Default Android Browser SOP bypass flaw allows hackers to steal data from open tabs

Default Android Browser SOP bypass flaw

Rafay Baloch, security researcher has discovered a flaw in Android default browsers which, the potential hackers can use to steal sensitive data from open tabs/pages.  The latest same-origin policy (SOP) bypass vulnerability is the second discovered by researcher Rafay Baloch, who discovered the first, CVE-2014-6041, last month.

Only Android default browsers affected

The vulnerability of same-origin policy (SOP) bypass affects only the default Android browser.  The vulnerability is in how Javascript is handled by the Android function responsible for loading frame URLs. Normally in any browser, the  SOP is prevents the JavaScript on one page or tab to from accessing data/content on another page/tab.  But the Android browser has a flaw which enables a potentials hacker to bypass the SOP and read/collect data on the other tabs.  In layman language if you have a tab/page open where you have filled your credit card details and you open the page with the JavaScript which has bypassed the SOP is opened, chances are that the hacker will be able to read the credit card details from the other open page.

Proof of Concept

Rafay has published a Proof-of-Concept on his weblog to prove that the Android browsers are indeed vulnerable.  The PoC is given below courtesy Rafay Baloch.

Android Browser vulnerability POC

Rafay says in his blog, “Since, my recent android SOP bypass [CVE-2014-6041] triggered a lot of eruption among the infosec community, I was motivated to research a bit more upon the android browser, it turns out that things are much worse than I thought, I managed to trigger quite a few interesting vulnerabilities inside of Android browser, one of them being another Same Origin Policy Bypass vulnerability. The thing that makes it worse was the same SOP bypass was already fixed inside of chrome years ago, however the patches were not applied to Android browser < 4.4. “

SOP bypass flaw patched in Android KitKat 4.4 and above

Rafay says that Google has noticed the flaw and patched it in its latest operating system, the Android KitKat 4.4.  But for strange reason it has not been patched in Android version below 4.4 by Google.  In a separate post on ThreatPost,  Google has stated that this vulnerability has been patched with the release for Android 4.1-4.3 aka Jellybean.

Older Android >4.4 users still vulnerable?

As said above, older Android users are still vulnerable to this major security threat.  Google doles out latest Android versions on its stock edition handsets and tablets like Google Nexus etc. and many big manufacturers roll out the latest firmware to their flagship products but most of the smartphones and tablets in the markets are neither Google Play Edition devices nor flagships like Sony Z3 or Samsung Galaxy s5.

This flaw hits most of the users who are in lower middle and middle segment smartphone buyers.  The vulnerability is a “major issue,” Ted Eull, vice president of mobile services for security vendor viaForensics, said.”Because the browser was included by default on many devices pre-KitKat (version 4.4), there are potentially hundreds of thousands of affected users,” he said.

Vulnerable Smartphones

Phones that are likely vulnerable include the Samsung Galaxy S3 , the Samsung Galaxy Note 2, and all mid-segment and low segment Samsung smartphones and tablets, the LG Optimus G, the LG G2 and all mid-segment and low segment LG smartphones and tablets and the Motorola Droid RAZR, Sony’s entire line of smartphones barring those which have been upgraded to Android 4.4 KitKat.

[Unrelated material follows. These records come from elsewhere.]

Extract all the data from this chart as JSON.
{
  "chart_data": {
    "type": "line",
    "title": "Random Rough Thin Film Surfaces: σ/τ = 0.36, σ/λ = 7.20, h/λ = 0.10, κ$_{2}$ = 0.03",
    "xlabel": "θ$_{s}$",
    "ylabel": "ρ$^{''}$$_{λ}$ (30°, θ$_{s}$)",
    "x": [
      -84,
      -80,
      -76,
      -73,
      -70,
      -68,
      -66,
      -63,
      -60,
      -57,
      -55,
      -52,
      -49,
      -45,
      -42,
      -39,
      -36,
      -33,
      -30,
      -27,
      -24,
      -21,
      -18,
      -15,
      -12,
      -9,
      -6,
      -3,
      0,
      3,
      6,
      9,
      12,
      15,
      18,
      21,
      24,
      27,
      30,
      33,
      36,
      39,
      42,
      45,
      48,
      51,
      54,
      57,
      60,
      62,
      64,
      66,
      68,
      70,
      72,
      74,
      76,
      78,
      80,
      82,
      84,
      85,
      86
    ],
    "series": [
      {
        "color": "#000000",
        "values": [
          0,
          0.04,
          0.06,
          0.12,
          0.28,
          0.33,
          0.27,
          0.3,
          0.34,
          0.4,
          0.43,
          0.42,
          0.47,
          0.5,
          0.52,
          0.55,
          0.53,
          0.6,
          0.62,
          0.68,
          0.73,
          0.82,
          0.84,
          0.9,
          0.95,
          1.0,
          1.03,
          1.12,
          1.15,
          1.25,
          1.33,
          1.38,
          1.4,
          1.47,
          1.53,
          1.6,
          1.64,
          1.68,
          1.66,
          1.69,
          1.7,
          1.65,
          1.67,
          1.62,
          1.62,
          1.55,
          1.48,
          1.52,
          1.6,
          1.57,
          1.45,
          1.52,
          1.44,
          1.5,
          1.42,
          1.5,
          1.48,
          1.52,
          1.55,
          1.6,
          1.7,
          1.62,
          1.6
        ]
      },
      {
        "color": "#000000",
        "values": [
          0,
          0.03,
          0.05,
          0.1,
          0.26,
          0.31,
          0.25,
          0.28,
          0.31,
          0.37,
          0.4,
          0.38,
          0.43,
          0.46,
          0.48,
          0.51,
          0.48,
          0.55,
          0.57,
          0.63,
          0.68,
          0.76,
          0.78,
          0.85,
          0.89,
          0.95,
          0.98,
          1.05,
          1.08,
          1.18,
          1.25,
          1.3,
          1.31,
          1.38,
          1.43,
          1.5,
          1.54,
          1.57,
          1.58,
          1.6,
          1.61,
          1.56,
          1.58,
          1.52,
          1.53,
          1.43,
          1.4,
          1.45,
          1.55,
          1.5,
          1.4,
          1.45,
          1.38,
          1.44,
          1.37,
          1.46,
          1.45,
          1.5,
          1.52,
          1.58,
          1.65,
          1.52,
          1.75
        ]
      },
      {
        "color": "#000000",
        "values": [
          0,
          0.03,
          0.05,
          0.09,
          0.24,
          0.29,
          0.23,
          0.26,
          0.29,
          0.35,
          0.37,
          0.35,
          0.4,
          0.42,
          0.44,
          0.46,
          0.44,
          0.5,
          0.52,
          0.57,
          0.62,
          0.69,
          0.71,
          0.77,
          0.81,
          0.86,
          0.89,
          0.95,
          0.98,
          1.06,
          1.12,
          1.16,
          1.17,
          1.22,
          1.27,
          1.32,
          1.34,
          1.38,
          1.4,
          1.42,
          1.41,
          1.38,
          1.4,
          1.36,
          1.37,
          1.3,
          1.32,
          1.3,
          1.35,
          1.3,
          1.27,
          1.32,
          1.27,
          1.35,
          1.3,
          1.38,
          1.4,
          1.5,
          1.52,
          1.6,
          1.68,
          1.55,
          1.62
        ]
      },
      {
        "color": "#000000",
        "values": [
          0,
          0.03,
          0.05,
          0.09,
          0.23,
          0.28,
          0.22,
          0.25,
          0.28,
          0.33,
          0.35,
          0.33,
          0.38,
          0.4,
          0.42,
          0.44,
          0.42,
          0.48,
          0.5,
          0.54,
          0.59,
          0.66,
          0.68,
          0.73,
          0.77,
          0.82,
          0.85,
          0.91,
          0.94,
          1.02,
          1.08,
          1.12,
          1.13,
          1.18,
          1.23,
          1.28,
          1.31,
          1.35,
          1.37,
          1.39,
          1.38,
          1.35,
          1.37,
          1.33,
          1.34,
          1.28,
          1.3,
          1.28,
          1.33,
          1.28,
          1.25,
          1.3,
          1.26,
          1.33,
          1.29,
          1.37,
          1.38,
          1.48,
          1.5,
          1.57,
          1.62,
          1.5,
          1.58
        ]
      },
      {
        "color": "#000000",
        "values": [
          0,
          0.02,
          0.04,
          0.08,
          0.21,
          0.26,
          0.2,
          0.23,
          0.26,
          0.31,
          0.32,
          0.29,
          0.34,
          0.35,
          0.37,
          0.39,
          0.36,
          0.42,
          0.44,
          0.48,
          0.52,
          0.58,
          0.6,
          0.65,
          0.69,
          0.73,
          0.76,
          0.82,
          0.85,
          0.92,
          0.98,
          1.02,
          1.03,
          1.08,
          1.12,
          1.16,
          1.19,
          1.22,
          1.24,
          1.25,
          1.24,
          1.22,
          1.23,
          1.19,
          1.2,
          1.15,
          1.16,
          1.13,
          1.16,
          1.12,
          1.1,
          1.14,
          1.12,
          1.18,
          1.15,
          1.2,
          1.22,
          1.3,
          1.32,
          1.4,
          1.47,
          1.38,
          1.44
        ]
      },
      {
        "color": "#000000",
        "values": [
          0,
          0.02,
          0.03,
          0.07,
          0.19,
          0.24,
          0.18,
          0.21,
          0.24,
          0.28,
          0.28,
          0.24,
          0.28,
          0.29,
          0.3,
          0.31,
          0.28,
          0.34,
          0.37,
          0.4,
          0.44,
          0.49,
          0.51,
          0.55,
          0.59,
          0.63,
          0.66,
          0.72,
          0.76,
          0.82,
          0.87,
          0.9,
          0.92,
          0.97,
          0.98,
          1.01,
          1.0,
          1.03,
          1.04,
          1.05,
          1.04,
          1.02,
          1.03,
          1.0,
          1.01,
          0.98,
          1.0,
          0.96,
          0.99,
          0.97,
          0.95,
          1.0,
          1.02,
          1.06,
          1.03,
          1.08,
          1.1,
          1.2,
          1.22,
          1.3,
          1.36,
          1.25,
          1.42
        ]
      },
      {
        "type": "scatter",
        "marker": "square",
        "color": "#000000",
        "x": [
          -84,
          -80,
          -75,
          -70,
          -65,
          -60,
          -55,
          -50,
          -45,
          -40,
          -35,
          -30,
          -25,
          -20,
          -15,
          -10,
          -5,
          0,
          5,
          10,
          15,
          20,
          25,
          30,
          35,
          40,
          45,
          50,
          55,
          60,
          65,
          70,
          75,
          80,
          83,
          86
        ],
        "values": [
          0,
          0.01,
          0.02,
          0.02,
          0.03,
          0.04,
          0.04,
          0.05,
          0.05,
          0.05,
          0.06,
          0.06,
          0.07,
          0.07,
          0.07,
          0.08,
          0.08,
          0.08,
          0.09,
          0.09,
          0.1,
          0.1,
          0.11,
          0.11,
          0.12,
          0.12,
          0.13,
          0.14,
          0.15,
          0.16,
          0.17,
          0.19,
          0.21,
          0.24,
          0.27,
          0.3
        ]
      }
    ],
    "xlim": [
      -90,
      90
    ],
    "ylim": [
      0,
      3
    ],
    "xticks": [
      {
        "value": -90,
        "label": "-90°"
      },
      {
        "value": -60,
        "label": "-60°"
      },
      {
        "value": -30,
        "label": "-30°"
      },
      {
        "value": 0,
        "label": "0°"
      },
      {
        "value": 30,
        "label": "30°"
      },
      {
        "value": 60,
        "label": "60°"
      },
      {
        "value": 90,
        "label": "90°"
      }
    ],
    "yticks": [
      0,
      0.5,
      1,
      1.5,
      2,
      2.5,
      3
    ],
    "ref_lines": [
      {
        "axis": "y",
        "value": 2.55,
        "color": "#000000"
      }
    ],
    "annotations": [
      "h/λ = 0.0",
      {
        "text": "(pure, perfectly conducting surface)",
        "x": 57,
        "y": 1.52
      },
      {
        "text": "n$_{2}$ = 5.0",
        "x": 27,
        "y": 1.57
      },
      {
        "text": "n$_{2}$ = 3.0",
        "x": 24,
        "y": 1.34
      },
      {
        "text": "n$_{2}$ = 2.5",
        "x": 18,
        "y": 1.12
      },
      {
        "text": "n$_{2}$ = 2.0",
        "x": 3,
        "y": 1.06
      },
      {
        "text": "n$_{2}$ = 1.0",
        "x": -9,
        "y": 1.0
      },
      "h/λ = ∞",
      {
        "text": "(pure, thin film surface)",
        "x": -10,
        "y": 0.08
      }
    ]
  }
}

Thankfully, only the default Android browsers are affected by the SOP bypass vulnerability.  If you use any Android smartphone / tablet which has an operating system earlier than Android 4.4 KitKat,  it is advised that you surf the web via Chrome, Firefox or any other browser.  If you have still not download Chrome or Firefox, you are suggested to download it now from Google Play Store and set THAT browser as your default one.

If you are using a rooted Android device, you should uninstall the default Android browser.

When asked to comment on this serious vulnerability and what they were doing to protect their customers, AT&T did not respond to a request for comment while Verizon Wireless pointed out that it has a website where customers can go to check whether updates are available for their phone.

“We regularly deliver software updates after thorough testing to ensure customers have a great experience,” Debra Lewis, spokeswoman for the company said.